I READ with much interest the article regarding the town bus service in Malton and Norton, which has been extended for a further six months by the North Yorkshire County Council, which also includes Pickering.

This is good news for the local residents who rely on the service, especially the elderly and disabled, as the buses have a disabled wheelchair access.

While the buses are smaller than those provided by Hayesway, they do appear to be used by the residents of Pickering, where I live, and hopefully will continue to do so.

Ann Searle, Pickering

Help is at hand

AS the new year gets under way, ex-forces men and women who are out of work in Yorkshire will be looking ahead to what 2019 might have in store for them.

This can be a challenging time of year for veterans. Those with mental or physical health conditions who do not have a job or a close support network can feel particularly isolated.

At The Poppy Factory, we know that ex-service men and women who are wounded, injured or sick will still flourish in the right working environment.

In return, the skills they have honed in the military bring enormous benefits to their employers. The contribution made by meaningful work to positive mental health cannot be overstated.

The Poppy Factory’s employability team works closely with individuals in their communities, helping to boost their confidence and skills and look for the right job opportunities.

We help with everything from CV writing and interview preparation to training and in-work support, making sure our veterans feel comfortable in whatever new roles they take up.

This year I hope many more businesses and organisations across Yorkshire will consider the value that veterans can add to their workforce.

Our team stands ready to help more wounded, injured and sick veterans find a way to fulfil their potential in the civilian world.

Deirdre Mills, chief executive, The Poppy Factory

Truly missed

IT was with great sadness that I learnt of the passing of one of our Lib Dem Peers. Paddy Ashdown was a great influence in the development of our party, both when MP for Yeovil, as our leader in the Commons, and then a member of the Lords.

I first met him when, following the by-election, I went to Westminster as Ryedale’s MP in May 1986.

He was always full of energy, had loads of ideas and used to share these with us with enthusiasm.

On one occasion, during the passage of the sex discrimination through Parliament, he invited me and five or six of the younger members to breakfast with him, to discuss the various clauses of the Bill. I was the appointed member on the committee for this Bill, chiefly I because, I suspect, at the time I was the only one of my gender in our party, and also, only the 26th lady member of the whole House.

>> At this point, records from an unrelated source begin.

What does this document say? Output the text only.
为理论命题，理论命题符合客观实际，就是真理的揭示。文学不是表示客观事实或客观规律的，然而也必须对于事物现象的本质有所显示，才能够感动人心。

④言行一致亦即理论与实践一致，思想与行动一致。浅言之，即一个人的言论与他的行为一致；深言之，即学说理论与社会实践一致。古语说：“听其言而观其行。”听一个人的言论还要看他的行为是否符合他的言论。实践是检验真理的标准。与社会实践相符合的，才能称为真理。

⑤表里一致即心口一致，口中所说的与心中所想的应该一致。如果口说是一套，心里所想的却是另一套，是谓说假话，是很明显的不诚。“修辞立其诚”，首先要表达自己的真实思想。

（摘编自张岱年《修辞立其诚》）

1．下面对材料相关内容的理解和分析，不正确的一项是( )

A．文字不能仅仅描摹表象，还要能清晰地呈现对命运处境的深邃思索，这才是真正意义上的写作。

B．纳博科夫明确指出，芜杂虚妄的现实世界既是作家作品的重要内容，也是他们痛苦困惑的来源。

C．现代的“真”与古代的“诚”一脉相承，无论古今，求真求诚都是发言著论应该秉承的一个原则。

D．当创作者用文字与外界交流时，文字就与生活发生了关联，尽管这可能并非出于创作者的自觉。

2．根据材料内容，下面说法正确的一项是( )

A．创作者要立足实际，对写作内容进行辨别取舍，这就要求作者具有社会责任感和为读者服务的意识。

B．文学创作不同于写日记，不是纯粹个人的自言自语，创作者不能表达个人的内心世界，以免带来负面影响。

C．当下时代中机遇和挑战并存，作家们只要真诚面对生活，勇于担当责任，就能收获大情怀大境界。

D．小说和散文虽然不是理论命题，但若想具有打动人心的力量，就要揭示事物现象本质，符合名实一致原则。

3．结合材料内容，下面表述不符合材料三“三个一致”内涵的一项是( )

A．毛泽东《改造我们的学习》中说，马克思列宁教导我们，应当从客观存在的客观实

Paddy provided an excellent breakfast and there was plenty of useful discussion, which helped me, to go with it.

He will truly be greatly missed and deepest sympathy goes from our local party to his wife and family.

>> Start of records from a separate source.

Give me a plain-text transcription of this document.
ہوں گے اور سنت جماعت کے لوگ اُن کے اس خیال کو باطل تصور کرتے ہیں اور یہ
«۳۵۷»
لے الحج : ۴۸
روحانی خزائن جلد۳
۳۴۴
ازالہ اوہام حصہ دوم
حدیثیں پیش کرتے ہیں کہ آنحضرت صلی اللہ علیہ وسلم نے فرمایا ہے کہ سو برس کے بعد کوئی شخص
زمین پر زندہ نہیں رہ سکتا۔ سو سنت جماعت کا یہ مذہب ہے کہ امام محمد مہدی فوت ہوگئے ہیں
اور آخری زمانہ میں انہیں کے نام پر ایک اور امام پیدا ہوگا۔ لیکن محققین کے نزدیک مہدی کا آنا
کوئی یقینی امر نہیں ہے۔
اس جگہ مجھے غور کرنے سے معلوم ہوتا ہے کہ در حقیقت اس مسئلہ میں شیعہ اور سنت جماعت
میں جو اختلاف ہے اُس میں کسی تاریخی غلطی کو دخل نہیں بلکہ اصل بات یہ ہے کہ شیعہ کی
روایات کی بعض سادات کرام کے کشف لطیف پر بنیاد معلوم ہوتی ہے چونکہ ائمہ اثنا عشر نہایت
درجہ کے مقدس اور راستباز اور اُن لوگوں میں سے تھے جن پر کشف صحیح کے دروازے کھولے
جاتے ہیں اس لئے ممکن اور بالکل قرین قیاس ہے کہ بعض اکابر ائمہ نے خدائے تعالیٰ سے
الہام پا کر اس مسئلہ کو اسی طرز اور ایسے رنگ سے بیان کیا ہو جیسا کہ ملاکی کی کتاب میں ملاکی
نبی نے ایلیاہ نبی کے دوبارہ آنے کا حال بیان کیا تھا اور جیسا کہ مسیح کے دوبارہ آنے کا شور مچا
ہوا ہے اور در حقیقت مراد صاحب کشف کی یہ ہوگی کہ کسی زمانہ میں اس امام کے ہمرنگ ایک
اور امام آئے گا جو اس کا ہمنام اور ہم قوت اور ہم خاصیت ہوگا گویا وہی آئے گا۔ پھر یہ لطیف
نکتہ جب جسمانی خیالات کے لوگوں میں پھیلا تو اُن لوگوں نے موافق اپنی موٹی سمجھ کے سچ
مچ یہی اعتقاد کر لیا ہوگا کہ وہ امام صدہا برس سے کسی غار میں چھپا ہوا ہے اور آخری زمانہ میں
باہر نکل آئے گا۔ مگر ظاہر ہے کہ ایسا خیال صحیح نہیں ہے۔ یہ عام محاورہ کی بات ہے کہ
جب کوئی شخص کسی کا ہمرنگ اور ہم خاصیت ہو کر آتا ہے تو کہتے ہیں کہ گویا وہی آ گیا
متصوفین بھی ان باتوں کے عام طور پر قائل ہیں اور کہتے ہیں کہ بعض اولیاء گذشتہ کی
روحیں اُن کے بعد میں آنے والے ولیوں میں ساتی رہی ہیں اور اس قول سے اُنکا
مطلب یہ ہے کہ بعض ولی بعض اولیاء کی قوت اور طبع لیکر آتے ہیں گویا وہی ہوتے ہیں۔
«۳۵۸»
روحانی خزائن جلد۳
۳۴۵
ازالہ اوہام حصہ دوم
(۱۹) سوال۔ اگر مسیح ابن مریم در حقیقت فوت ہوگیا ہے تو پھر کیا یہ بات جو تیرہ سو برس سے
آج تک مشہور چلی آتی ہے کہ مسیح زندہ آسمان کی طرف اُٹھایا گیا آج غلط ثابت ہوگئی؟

Elizabeth Shields, president of Ryedale Liberal Democrats

No surprise

I REFER to Dr Williams’ comments in letters and opinions in the Gazette & Herald on December 19.

Dr Williams by now you must surely have realised that Mr Hollinrake our local MP is a “yes man” who adheres to party policy, irrespective of the views of his constituents.

His support of fracking in Ryedale is yet another example.

Following his fracking survey trip to America, I find it difficult to believe that Mr Hollinrake could support fracking, knowing the many problems it causes which he must surely have become aware of.

So his support of lethal weapons comes as no surprise.

Christopher Baxter, Kirkbymoorside

It’s plain wrong

MARTIN Crutwell is plain wrong about the European arrest warrant.

This only applies to serious criminal law calling for a minimum prison sentence of one year. These laws are set by national governments. It has nothing at all to do with “red tape” regulations made by EU or UK bureaucrats.

This warrant was not forced upon us but required an opt-in by the UK government. As a consequence, more than 6,000 criminals have been deported from the UK, and around 700 criminals deported from EU countries to the UK. People believing in the rule of law should celebrate this.

His comments about Magna Carta are also misleading. The Vikings had trial by a jury of 12 people before we did. In other words, this concept was exported to England from Europe, not the other way round.